Kokomo turned slowly and stiffly, like a mechanical doll that had almost run down. Doan stepped close to him and slammed him on the head with the barrel of the automatic.

"I'll bet even your cement knob will ache tomorrow after that," Doan said amiably. He winked at Sheila Alden, who was staring with wide unbelieving brown eyes.

"Weren't scared, were you? They never had a chance. They're amateurs. I'm a professional. That case was really Brill's—not the one he gave me. I picked it out of his pocket last night. Wanted to look at it more closely."

She continued to stare.

He went over to the door into the hall and picked up the telephone. It was a French type handset with a long cord attached to it. Stringing out the cord behind him, Doan brought the phone back to the divan and sat down on it beside Sheila Alden. He held the receiver against his ear.

"The dopes," he said to Sheila. "They didn't even cut the line."

She turned her head stiffly, little by little, and looked from Brill to Kokomo. "Are they—are they—"

"Dead?" Doan finished. "Oh, no." He was still listening at the receiver, and now he said:

"Hello. Hello, operator? Get me the J.S. Toggery residence in Bay City. I don't know the number. I'll hold the line."

He waited, smiling at Sheila Alden in a speculative way. She had begun to breathe more evenly now, and there was a little color in her cheeks.

"But—but you did it so easily—so quickly.
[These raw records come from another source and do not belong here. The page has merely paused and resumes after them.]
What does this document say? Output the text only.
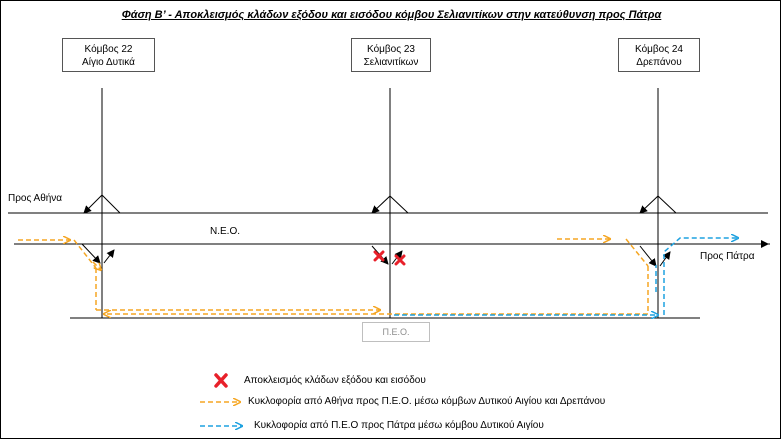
Φάση Β’ - Αποκλεισμός κλάδων εξόδου και εισόδου κόμβου Σελιανιτίκων στην κατεύθυνση προς Πάτρα
Κόμβος 22
Αίγιο Δυτικά
Κόμβος 23
Σελιανιτίκων
Κόμβος 24
Δρεπάνου
Προς Αθήνα
Προς Πάτρα
Ν.Ε.Ο.
Π.Ε.Ο.
Αποκλεισμός κλάδων εξόδου και εισόδου
Κυκλοφορία από Αθήνα προς Π.Ε.Ο. μέσω κόμβων Δυτικού Αιγίου και Δρεπάνου
Κυκλοφορία από Π.Ε.Ο προς Πάτρα μέσω κόμβου Δυτικού Αιγίου
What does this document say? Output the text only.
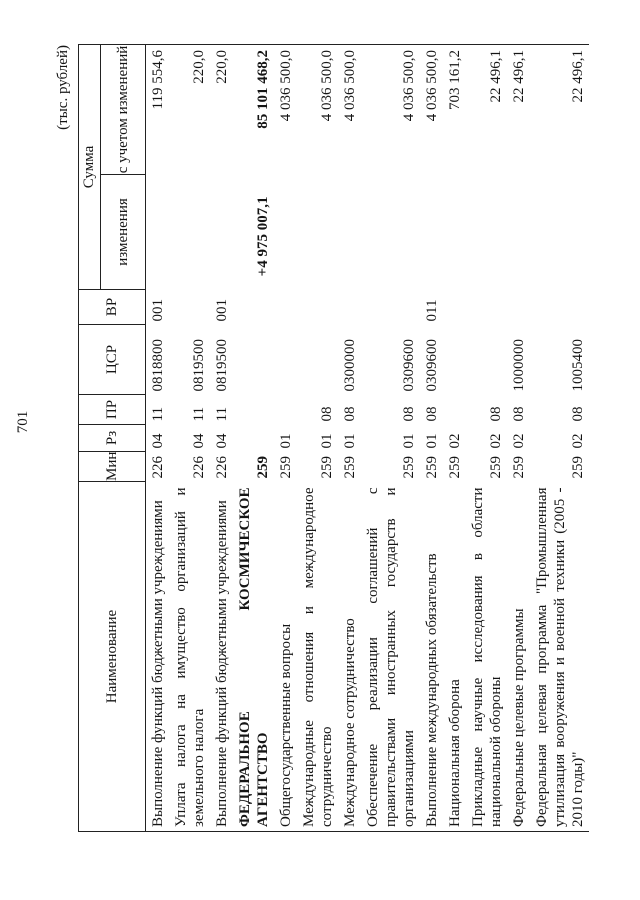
701
(тыс. рублей)
Наименование	Мин	Рз	ПР	ЦСР	ВР	Сумма	
						изменения	с учетом изменений
Выполнение функций бюджетными учреждениями	226	04	11	0818800	001		119 554,6
Уплата налога на имущество организаций и земельного налога	226	04	11	0819500			220,0
Выполнение функций бюджетными учреждениями	226	04	11	0819500	001		220,0
ФЕДЕРАЛЬНОЕ КОСМИЧЕСКОЕ АГЕНТСТВО	259					+4 975 007,1	85 101 468,2
Общегосударственные вопросы	259	01					4 036 500,0
Международные отношения и международное сотрудничество	259	01	08				4 036 500,0
Международное сотрудничество	259	01	08	0300000			4 036 500,0
Обеспечение реализации соглашений с правительствами иностранных государств и организациями	259	01	08	0309600			4 036 500,0
Выполнение международных обязательств	259	01	08	0309600	011		4 036 500,0
Национальная оборона	259	02					703 161,2
Прикладные научные исследования в области национальной обороны	259	02	08				22 496,1
Федеральные целевые программы	259	02	08	1000000			22 496,1
Федеральная целевая программа "Промышленная утилизация вооружения и военной техники (2005 - 2010 годы)"	259	02	08	1005400			22 496,1
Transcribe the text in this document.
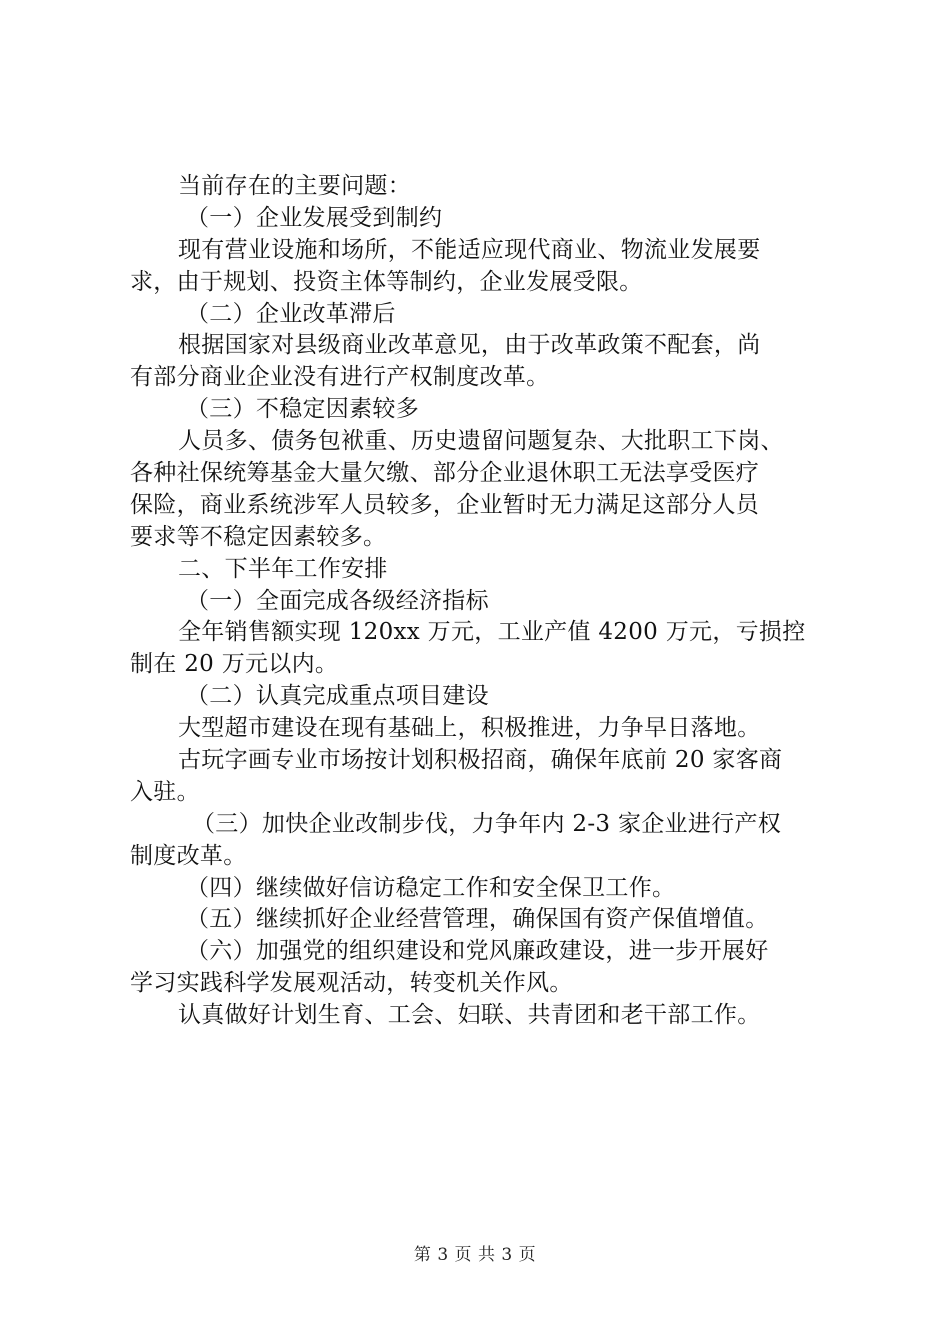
当前存在的主要问题：
（一）企业发展受到制约
现有营业设施和场所，不能适应现代商业、物流业发展要
求，由于规划、投资主体等制约，企业发展受限。
（二）企业改革滞后
根据国家对县级商业改革意见，由于改革政策不配套，尚
有部分商业企业没有进行产权制度改革。
（三）不稳定因素较多
人员多、债务包袱重、历史遗留问题复杂、大批职工下岗、
各种社保统筹基金大量欠缴、部分企业退休职工无法享受医疗
保险，商业系统涉军人员较多，企业暂时无力满足这部分人员
要求等不稳定因素较多。
二、下半年工作安排
（一）全面完成各级经济指标
全年销售额实现 120xx 万元，工业产值 4200 万元，亏损控
制在 20 万元以内。
（二）认真完成重点项目建设
大型超市建设在现有基础上，积极推进，力争早日落地。
古玩字画专业市场按计划积极招商，确保年底前 20 家客商
入驻。
（三）加快企业改制步伐，力争年内 2-3 家企业进行产权
制度改革。
（四）继续做好信访稳定工作和安全保卫工作。
（五）继续抓好企业经营管理，确保国有资产保值增值。
（六）加强党的组织建设和党风廉政建设，进一步开展好
学习实践科学发展观活动，转变机关作风。
认真做好计划生育、工会、妇联、共青团和老干部工作。
第 3 页 共 3 页
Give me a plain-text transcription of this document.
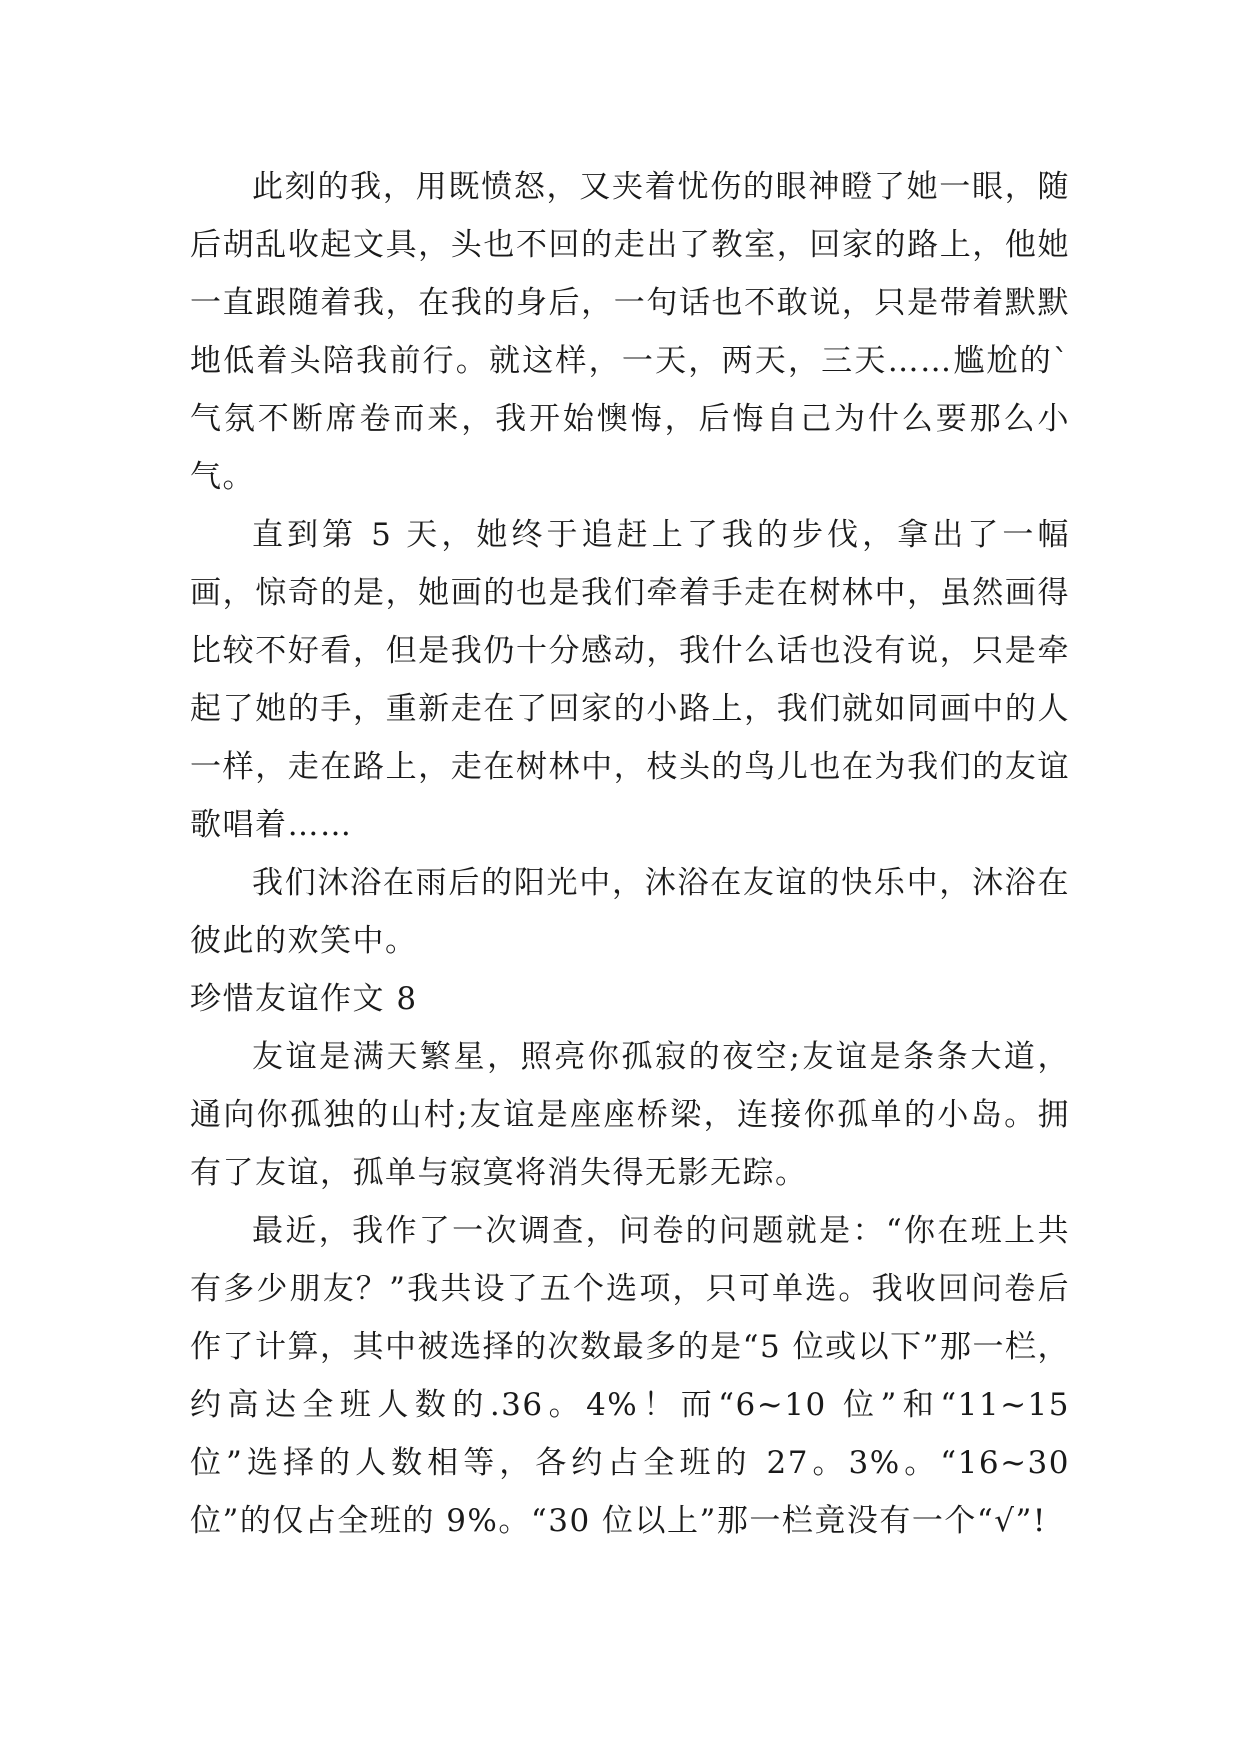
此刻的我，用既愤怒，又夹着忧伤的眼神瞪了她一眼，随后胡乱收起文具，头也不回的走出了教室，回家的路上，他她一直跟随着我，在我的身后，一句话也不敢说，只是带着默默地低着头陪我前行。就这样，一天，两天，三天……尴尬的`气氛不断席卷而来，我开始懊悔，后悔自己为什么要那么小气。

直到第 5 天，她终于追赶上了我的步伐，拿出了一幅画，惊奇的是，她画的也是我们牵着手走在树林中，虽然画得比较不好看，但是我仍十分感动，我什么话也没有说，只是牵起了她的手，重新走在了回家的小路上，我们就如同画中的人一样，走在路上，走在树林中，枝头的鸟儿也在为我们的友谊歌唱着……

我们沐浴在雨后的阳光中，沐浴在友谊的快乐中，沐浴在彼此的欢笑中。

珍惜友谊作文 8

友谊是满天繁星，照亮你孤寂的夜空;友谊是条条大道，通向你孤独的山村;友谊是座座桥梁，连接你孤单的小岛。拥有了友谊，孤单与寂寞将消失得无影无踪。

最近，我作了一次调查，问卷的问题就是：“你在班上共有多少朋友？”我共设了五个选项，只可单选。我收回问卷后作了计算，其中被选择的次数最多的是“5 位或以下”那一栏，约高达全班人数的.36。4%！而“6~10 位”和“11~15 位”选择的人数相等，各约占全班的 27。3%。“16~30 位”的仅占全班的 9%。“30 位以上”那一栏竟没有一个“√”!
I mean, it all happened before I knew what—"

"The hand is quicker than the eye," said Doan. "At least mine was quicker than theirs."

"I—I've never met anyone like you before."

"There's only one of us," Doan said.

The receiver crackled against his ear, and then J.S. Toggery's voice said:

"What? What? Who's this?"

"Doan—the forgotten man. How are you, Mr. Toggery? How is Carstairs?"

"You! That damned ghoulish giraffe! He pulled all my wife's new drapes down! He broke a vase that cost me a hundred and fifty dollars! He crawled under the dinner table and then stood up and dumped the dinner on the floor! I've got him chained in the garage, and let me tell you, Doan, if he pulls just one more trick, I'll get an elephant gun and so help me I'll pulverize him! You hear me?"

"He's young and exuberant. He probably misses me. You'll have to excuse him. Goodbye now."

"Wait! Wait, you fool! Are you up at the Alden lodge where you're supposed to be? Is everything all right up there?"

"Oh, yes. Now it is. There was a kidnapping and a couple of murders and some attempted thefts and a few assaults with intent to kill and such, but I straightened it all out. Get off the line, Toggery. I've got to call the sheriff."

"Doan!" Toggery screamed. "Doan! What? What did you say? Murders—kidnapping. Doan! Is Miss Alden all right?"

Doan looked at her. "Yes," he said. "Yes, Toggery. Miss Alden is—quite all right."

He hung up the receiver on Toggery's violent voice and nodded at Sheila Alden.

"You know," he said, "you're so very nice that I think I could like you an awful lot even if you didn't have fifty million dollars—"

Sheila Alden's soft lips made a round, pink O of surprise and then moved a little into a faint tremulous smile.